13/02/2024
Voté par le Parlement français en octobre 2023, une loi sur le dépistage systématique du CMV chez les femmes enceintes butte désormais sur le refus des instances françaises de santé. La détection de ce virus, responsable de surdité et de handicaps graves chez les enfants à naître, permettrait d’épargner des séquelles chez 40 à 5 000 nouveau-nés par an. Trop peu pour les uns, indispensable pour les autres.
La France aurait été le premier pays au monde à introduire le dépistage systématique du CMV chez les femmes enceintes dans sa politique de santé. Alors qu’une loi a été voté en octobre 2023 par l’Assemblée nationale, professeurs et institutions sanitaires mettent désormais en cause la pertinence d’une telle détection.
Le cytomégalovirus (CMV) est un virus très courant et presque toujours sans danger pour la plupart des personnes, à l’exception des femmes enceintes. Chez ces dernières, il peut se transmettre au fœtus et engendrer de graves troubles neurologiques ou d’audition chez l’enfant à naître.
L’infection à CMV est d’ailleurs la première cause de surdité non héréditaire chez les nouveau-nés.
Chaque année, selon les sources, on estime que 1 à 900 enfants sur 100 000 naissent en France avec un problème de santé lié au CMV. Les séquelles peuvent être modérées comme une surdité légère ou des troubles visuels, jusqu’à graves tels des troubles moteurs ou une surdité profonde.
Il n’existe pas encore de vaccin.

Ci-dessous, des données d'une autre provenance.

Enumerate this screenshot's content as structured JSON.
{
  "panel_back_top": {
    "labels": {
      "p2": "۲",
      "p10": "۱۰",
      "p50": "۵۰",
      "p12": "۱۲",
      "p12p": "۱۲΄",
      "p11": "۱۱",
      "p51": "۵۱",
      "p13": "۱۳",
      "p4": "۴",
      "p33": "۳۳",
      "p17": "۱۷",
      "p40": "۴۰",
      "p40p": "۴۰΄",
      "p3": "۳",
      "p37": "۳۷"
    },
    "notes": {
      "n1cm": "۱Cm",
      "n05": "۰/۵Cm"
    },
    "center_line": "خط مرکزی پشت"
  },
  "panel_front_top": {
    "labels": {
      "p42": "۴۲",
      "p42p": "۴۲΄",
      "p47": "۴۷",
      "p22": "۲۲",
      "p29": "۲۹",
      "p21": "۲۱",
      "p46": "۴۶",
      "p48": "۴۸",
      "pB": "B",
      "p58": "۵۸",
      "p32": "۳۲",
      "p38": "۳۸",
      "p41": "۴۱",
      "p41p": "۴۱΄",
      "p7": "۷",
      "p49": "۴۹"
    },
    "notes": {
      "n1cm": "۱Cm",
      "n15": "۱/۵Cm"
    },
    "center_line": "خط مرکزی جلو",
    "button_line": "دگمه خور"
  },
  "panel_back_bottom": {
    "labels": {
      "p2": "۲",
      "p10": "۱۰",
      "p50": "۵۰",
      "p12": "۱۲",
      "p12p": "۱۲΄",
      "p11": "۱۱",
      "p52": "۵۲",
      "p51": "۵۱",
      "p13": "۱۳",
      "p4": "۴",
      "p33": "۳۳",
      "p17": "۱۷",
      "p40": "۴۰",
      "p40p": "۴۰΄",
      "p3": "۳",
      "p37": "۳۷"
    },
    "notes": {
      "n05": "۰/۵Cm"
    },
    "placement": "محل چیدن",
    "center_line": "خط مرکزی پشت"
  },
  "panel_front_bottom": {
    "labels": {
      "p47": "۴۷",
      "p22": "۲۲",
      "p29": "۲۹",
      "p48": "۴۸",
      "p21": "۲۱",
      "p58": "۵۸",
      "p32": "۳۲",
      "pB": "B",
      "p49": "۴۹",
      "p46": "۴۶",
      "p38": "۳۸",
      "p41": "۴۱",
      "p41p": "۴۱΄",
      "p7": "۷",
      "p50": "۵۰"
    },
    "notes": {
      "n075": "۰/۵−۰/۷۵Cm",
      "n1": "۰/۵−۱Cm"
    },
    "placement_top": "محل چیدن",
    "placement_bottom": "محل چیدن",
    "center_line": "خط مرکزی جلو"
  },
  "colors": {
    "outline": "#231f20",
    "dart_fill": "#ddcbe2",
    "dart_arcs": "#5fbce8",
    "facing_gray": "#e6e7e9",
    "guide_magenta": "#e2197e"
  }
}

Toutefois, le Valaciclovir est un traitement expérimental qui a fait l’objet d’études. Il permettrait de réduire de près de 70% le risque de transmission au fœtus lorsqu’il est administré dans les trois premiers mois de grossesse, d’où l’intérêt d’un dépistage systématique et précoce.

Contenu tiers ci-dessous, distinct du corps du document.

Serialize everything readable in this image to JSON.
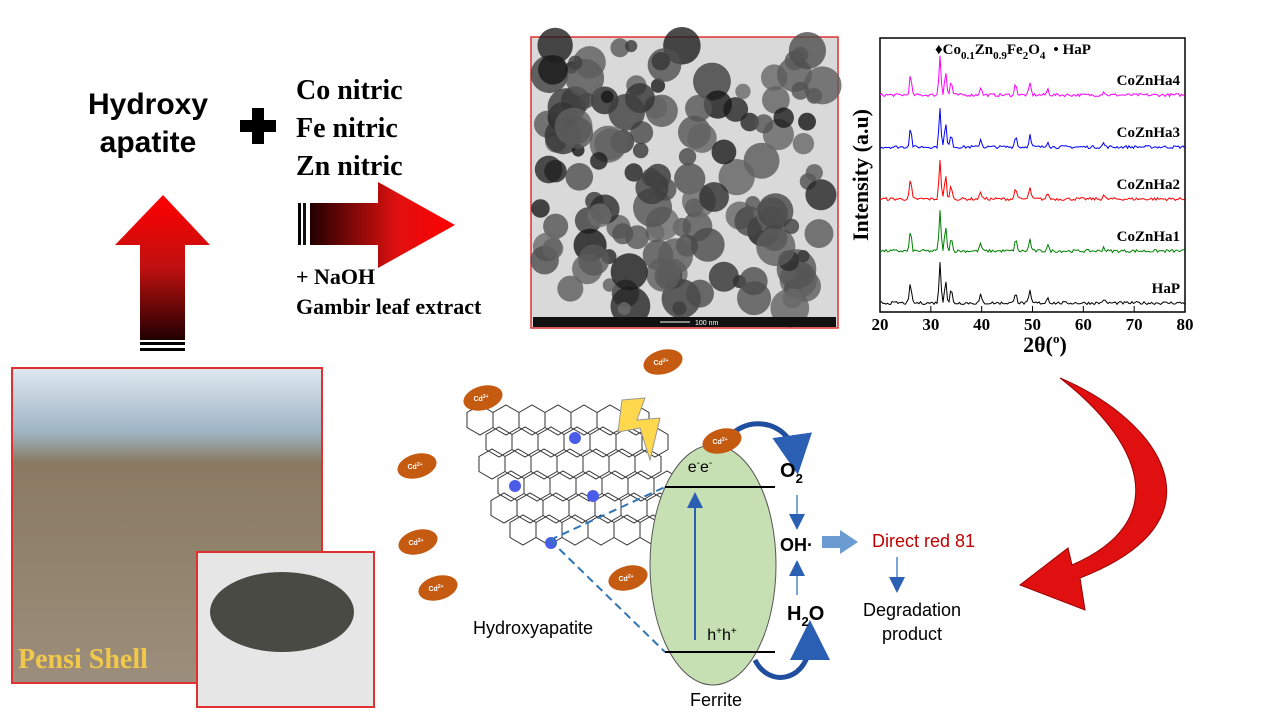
{
  "reactants": {
    "base": [
      "Hydroxy",
      "apatite"
    ],
    "salts": [
      "Co nitric",
      "Fe nitric",
      "Zn nitric"
    ],
    "additives": [
      "+ NaOH",
      "Gambir leaf extract"
    ]
  },
  "source": {
    "label": "Pensi Shell"
  },
  "tem": {
    "scale_bar": "100 nm"
  },
  "xrd": {
    "legend_formula": [
      "Co",
      "0.1",
      "Zn",
      "0.9",
      "Fe",
      "2",
      "O",
      "4"
    ],
    "legend_markers": [
      "♦",
      "•"
    ],
    "legend_hap": "HaP",
    "curves": [
      "CoZnHa4",
      "CoZnHa3",
      "CoZnHa2",
      "CoZnHa1",
      "HaP"
    ],
    "curve_colors": [
      "#ff00ff",
      "#0000ff",
      "#ff0000",
      "#008000",
      "#000000"
    ],
    "y_label": "Intensity (a.u)",
    "x_label": [
      "2θ(",
      "o",
      ")"
    ],
    "xticks": [
      "20",
      "30",
      "40",
      "50",
      "60",
      "70",
      "80"
    ]
  },
  "mechanism": {
    "cd_ion": [
      "Cd",
      "2+"
    ],
    "electrons": [
      "e",
      "-",
      "e",
      "-"
    ],
    "holes": [
      "h",
      "+",
      "h",
      "+"
    ],
    "oxygen": [
      "O",
      "2"
    ],
    "radical": "OH·",
    "water": [
      "H",
      "2",
      "O"
    ],
    "dye": "Direct red 81",
    "product": [
      "Degradation",
      "product"
    ],
    "support": "Hydroxyapatite",
    "catalyst": "Ferrite"
  }
}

La loi de financement de la sécurité sociale pour 2024 a introduit la possibilité de mettre en place un programme de dépistage systématique chez la femme enceinte, après un avis de la Haute Autorité de santé (HAS).
Cependant, le Haut Conseil de la santé publique (HCSP) s’est prononcé à nouveau contre un dépistage systématique du CMV dans un avis publié le 4 février, estimant notamment qu’aucun traitement n’est suffisamment efficace et que cela concerne trop peu d’enfant. « Cette situation est rare et concerne, en France, 1 à 6 pour 100 000 nouveau-nés. En cas d’infection fœtale, des complications peuvent survenir dans environ 10 à 18 % des cas (mort in utero, anomalies graves ou modérées comme des surdités). En termes de santé publique, l’impact de l’infection congénitale par le CMV peut être grave au niveau individuel mais de conséquences modestes à l’échelle populationnelle en termes de nombre. » explique le HCSP dans son communiqué. L’instance publique estime par ailleurs que les risques d’un traitement prolongé à forte dose par Valaciclovir sur le devenir du fœtus ne sont pas suffisamment connus.
La balle est désormais dans le camp de la HAS qui doit se prononcer bientôt sur l’opportunité d’un dépistage automatique ou non.